Kadın hakları mücadelesine de değinen Baysal, 12 Eylül darbesi sonrasında kadınların özel alan ve politik mücadele alanlarında görünür hale geldiğini vurguladı. Halkevleri'nin kuruluş sürecine katkılarından ve bu süreçte edindiği deneyimlerden bahseden Baysal, kolektif mücadele anlayışının kadınların güçlenmesindeki rolüne dikkat çekti. 

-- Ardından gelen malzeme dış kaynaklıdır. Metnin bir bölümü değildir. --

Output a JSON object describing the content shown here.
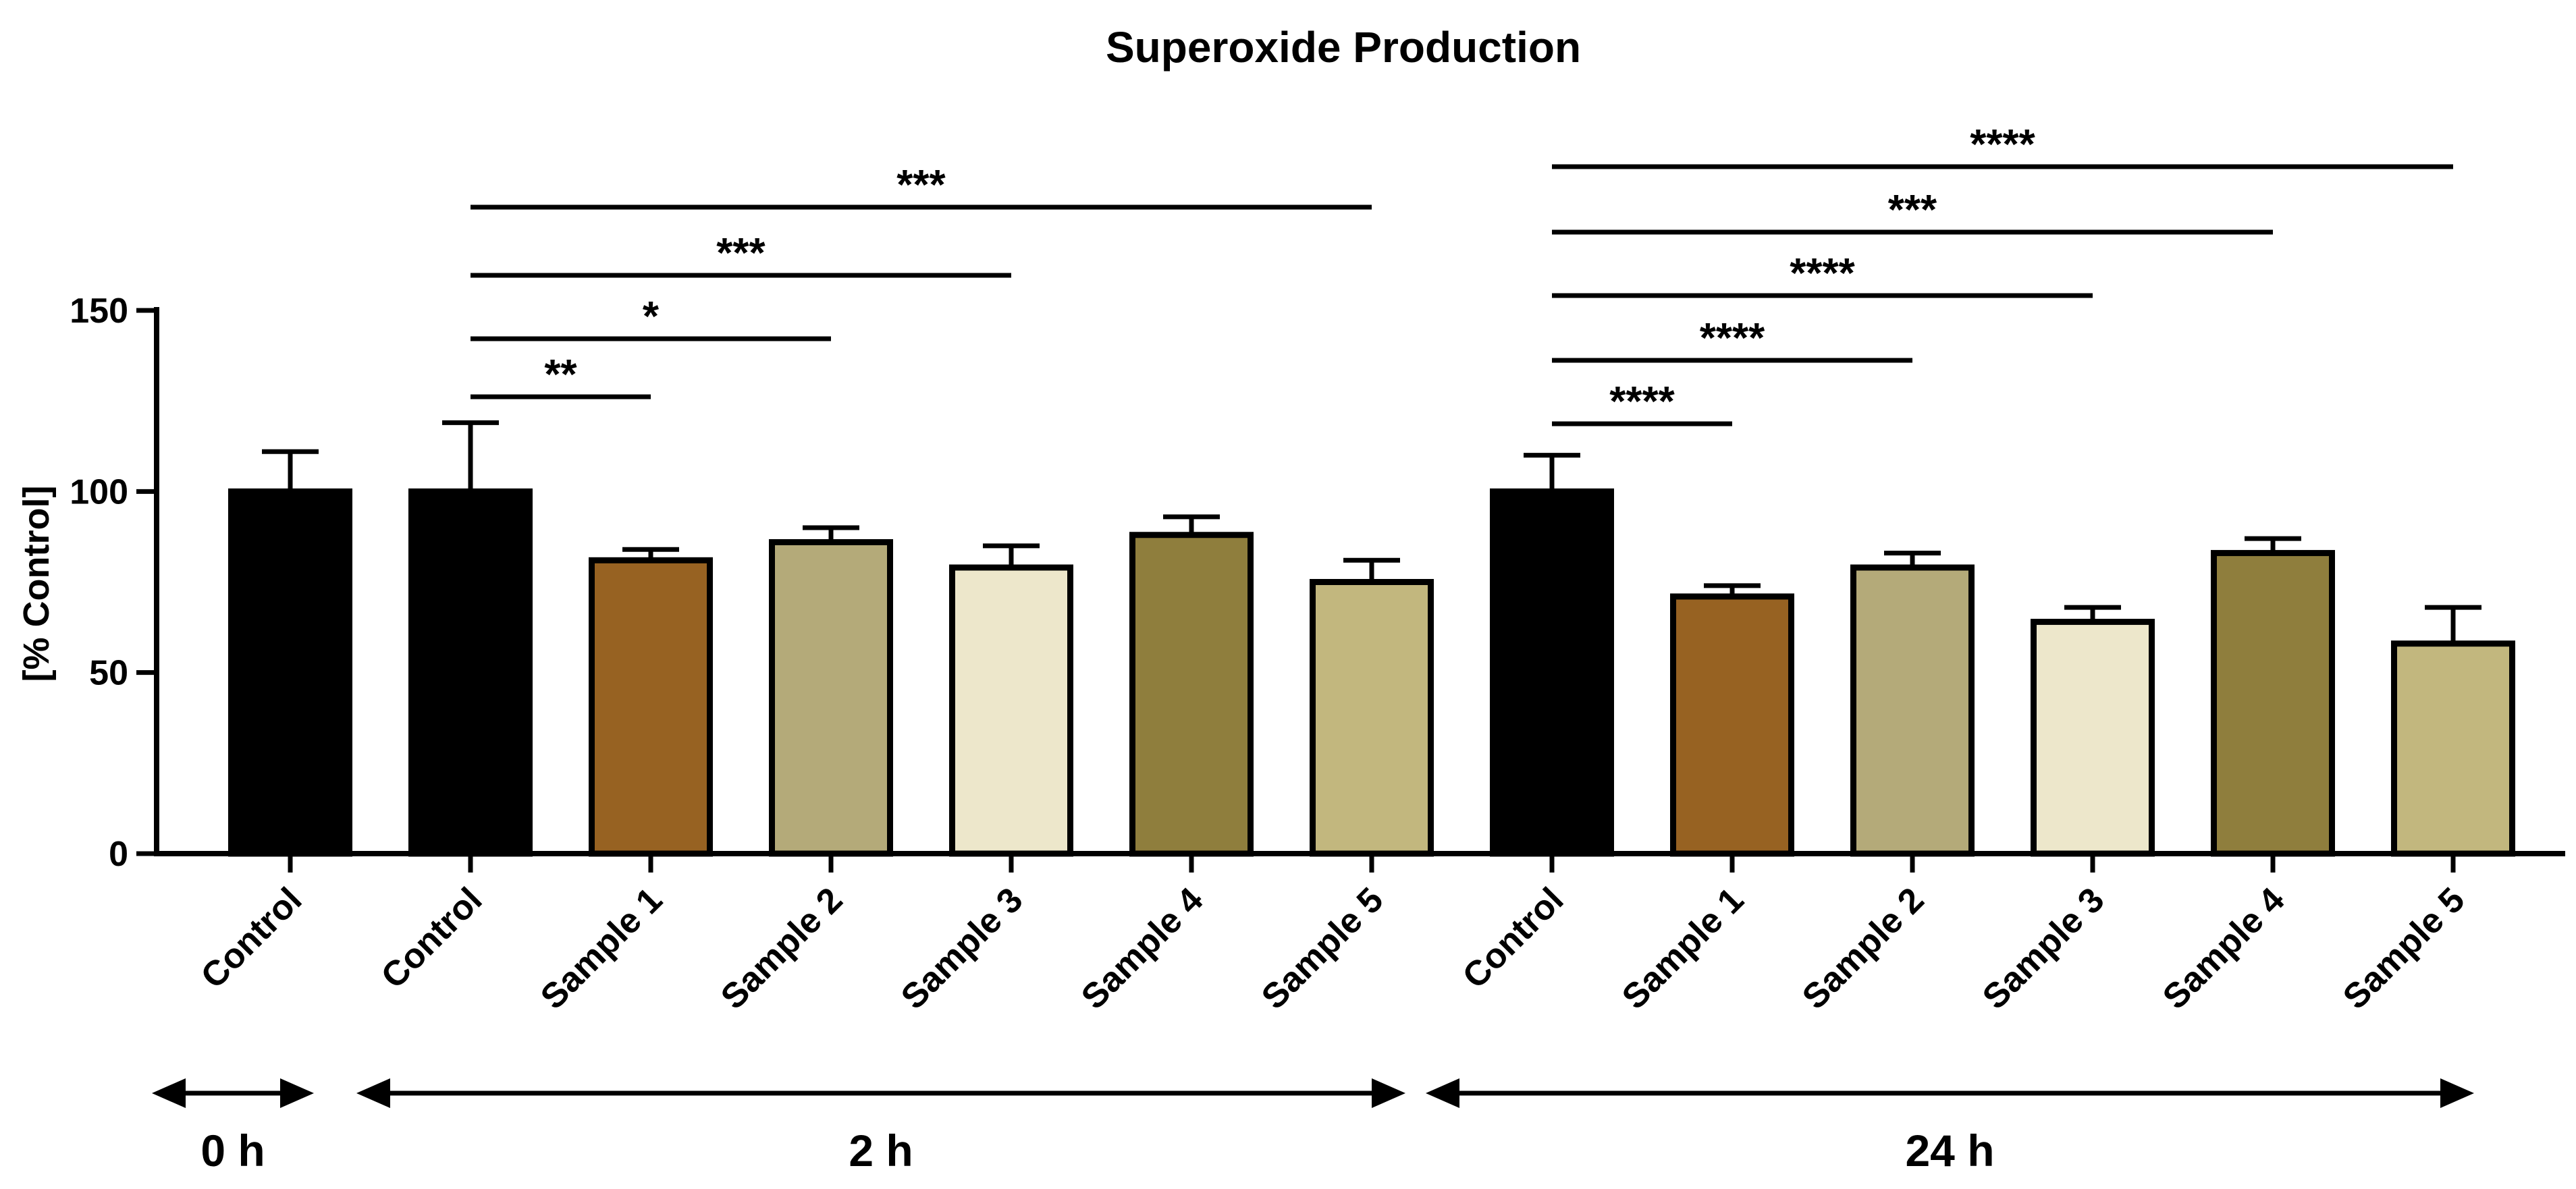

'KARADENİZ'İN DEVRİMCİ MİRASI DEVAM EDİYOR'
Baysal, "Karadeniz devrimci mücadelesine dair söz kurarken, Fatsa hareketi üzerinden başlamanın anlamlı olduğunu düşünüyorum. Devlet destekli faşist çetelerin zulmüne karşı direniş, emek ve gençlik mücadelelerinin harmanlandığı bir dönemdi. Özellikle 1977'lerde bu mücadele daha da güçlendi. Halkın güvenini kazanan direniş komiteleriyle birlikte ekonomik sömürüye ve karaborsaya karşı büyük mücadeleler verildi. Fatsa'da devrimci-demokratik yönetim anlayışı halkın katılımıyla doğrudan demokrasiyi hayata geçirdi. Fikri Sönmez liderliğinde şekillenen bu hareket, sosyalist yönetim anlayışının yerelde nasıl uygulanabileceğine dair örnek teşkil etti. 12 Eylül 1980 sonrası faşizmin ağır baskıları, Karadeniz'in devrimci mirasına yönelik büyük bir darbe oldu. Ancak, bu baskılar halkın onurlu direnişini bastıramadı. Günümüzde Karadeniz'in devrimci mirasını kadın hareketleri, ekoloji mücadeleleri ve kültürel dayanışma çabalarıyla sürdürmeye devam ediyoruz. Bu dayanışmanın, bugünün mücadelesine de ışık tutacağını düşünüyorum" dedi. 

ÇEPNİ: SOSYALİST HAREKET CİDDİ BİR ABLUKAYA ALINDI
ESP Eş Genel Başkanı Murat Çepni de Karadeniz'in devrimci geçmişine ve sosyalist mücadelenin bölgedeki önemine vurgu yaptı. Çepni, Karadeniz'in tarihsel olarak devrimci birikim barındırdığını, ancak 1980 askeri faşist darbesiyle bölgede sosyalist hareketin ciddi bir abluka altına alındığını hatırlattı. Çepni, fındık ve çay üreticilerinin uluslararası tekellere bağımlı hale getirilmesi, doğanın talan edilmesi ve bölgede yaşayan halkın göçe zorlanması konuları üzerinde durdu. Bölgedeki milliyetçi ve ırkçı politikaların etkilerinden bahseden Çepni, Kürt sorununun demokratik ve barışçıl bir şekilde çözülmesi için Karadeniz halkıyla dayanışmanın artırılması gerektiğini vurguladı. Çepni, "Karadeniz'deki emekçilerin ekonomik ve sosyal sorunlarının çözümü, bu politikaların sorumluluğunu doğru şekilde anlatmakla mümkündür" dedi.

'KARADENİZ'DE DİRENİŞ HİÇBİR ZAMAN YOK OLMADI'
"Bu coğrafyanın devrimci tarihine sahip çıkmak ve bu mirası geleceğe taşımak hepimizin görevi" diyen Çepni, Karadeniz'in sosyalistlerden arındırılmak ve faşizmin lojistik merkezi haline getirilmek istendiğini kaydetti. Çepni, "İktisadi politikalarla tarım, doğa ve kültür alanları tahrip edildi. Çay ve fındık gibi bölgeye özgü ürünler uluslararası tekellere peşkeş çekildi. Yaylalar, betonlaşma ve turizm projeleriyle yağmalandı. Ancak tüm bu saldırılara rağmen, Karadeniz'de direniş hiçbir zaman yok olmadı. Altın madenciliği, ekolojik yıkımın son örneklerinden biri olarak karşımıza çıkıyor. Bu konuda, Karadeniz genelini kapsayan ortak bir toplantı ya da çalıştay düzenlemenin gerekli olduğunu düşünüyorum. Bunun yanı sıra, ırkçılık ve milliyetçilik politikalarına karşı daha güçlü bir mücadele yürütmek zorundayız. Karadeniz halkına, çayın ve fındığın yok oluşunun, tarımın bitişinin sorumlularını açıkça anlatmalıyız. Onurlu ve demokratik bir barış sürecine en çok ihtiyaç duyan bölgelerden biri Karadeniz'dir. Bu coğrafyanın zengin devrimci mirasını, geleceğin sosyalist mücadelesine taşımak bizlerin sorumluluğudur" ifadelerini kullandı.